Pen tests also typically only cover a small percentage of an organization’s IT assets, leaving large blind spots untested. An Informa Tech study of enterprises that use pen tests regularly found that over 60% are worried about the level of coverage pen-testing gives them, while almost half report that pen testers only detect known assets. As a time-bound method of assessing security controls in a compliance and remediation-focused way, pen testing is a powerful tool. But irregular pen-testing does not give defenders a holistic picture of their entire program.
More cost-effective than pen testing, Breach and Attack Simulation (BAS) tools are used by many defenders to validate specific controls. BAS is a great way to test whether particular solutions like a web application firewall (WAAF) are installed correctly or confirm that controls are working as they’re supposed to. But again, BAS solutions do not provide a holistic security picture. They also do not give defenders any idea of what might happen in the case of a real-life cyber-attack.
Red teaming is the obvious solution to the limited viewpoints other security testing methods give defenders. Made up of real human beings, red teams are trained to think and act like threat actors. Starting from inside or outside networks, red teams can systematically probe defenses, exploit vulnerabilities, and report their findings. Ultimately, red teaming is the only solution that gives defenders a comprehensive idea of their IT suite’s security. Unfortunately, red teams have one major problem: they are prohibitively expensive.
In a time where cybersecurity skills are facing record-high demand, attracting and retaining talent is far from easy. To deploy an in-house red team, organizations generally have to start by hiring new security team members. Once onboard, red teams need to be armed with the right security tools and managed programmatically. None of this is straightforward or cost-effective to do, especially for organizations with smaller budgets.
Continuous Testing Is Vital
Security testing has its limitations, but it has never been more necessary. This is highlighted by the fact that almost 70% of organizations saw their attack surfaces grow last year. With defenders scrambling to reassess the existing and emerging vulnerabilities that attack surface expansion creates, the current cadence of security testing is simply unable to keep up.
Undergunned and overburdened, most organizations cannot deploy and sustain the round-the-clock red teaming they need. Aware of the security challenges they face, 34% of organizations have told us they want to perform security testing more often but lack the budget to do so.
At the same time, threat actors are doubling down on innovation. In 2021, the number of new exploits spotted in the wild was double the previous year’s total. As more threats evolve evasive capacities like the ability to persist in device memory, poorly deployed threat detection solutions are being bypassed. Among the complex web of on-premise, hybrid, and cloud assets that make up modern digital estates, it’s only getting easier for threat actors to find and exploit misconfigurations and compromise targets.
CART Brings Read Team Benefits to More Companies
Continuous automated red teaming (CART) technology gives organizations the benefits of a well-equipped and highly skilled red team without the massive overheads and management burdens.

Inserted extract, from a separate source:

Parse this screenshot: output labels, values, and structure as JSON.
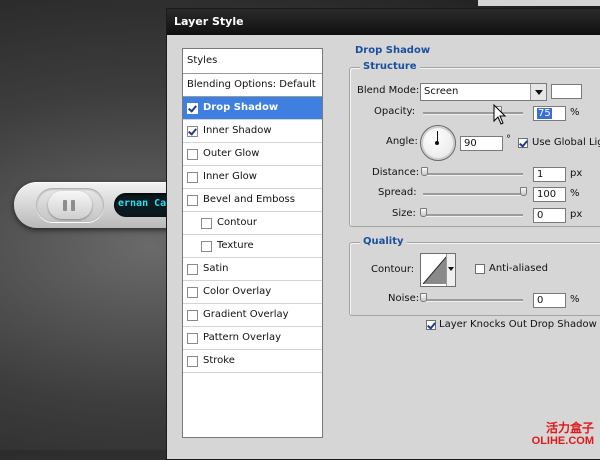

By making continuous security testing possible, CART ensures that defenders have an up-to-the-minute view into how their attack surface is evolving. As a result, security teams can confirm which assets are exposed, prioritize vulnerable entry points, and validate the controls to protect them all in real-time.
Dramatically better value alternative to employing a red team, CART does not replace targeted pen-testing. Instead, as a next-generation visibility solution, CART transforms the perspective defenders get on their environments.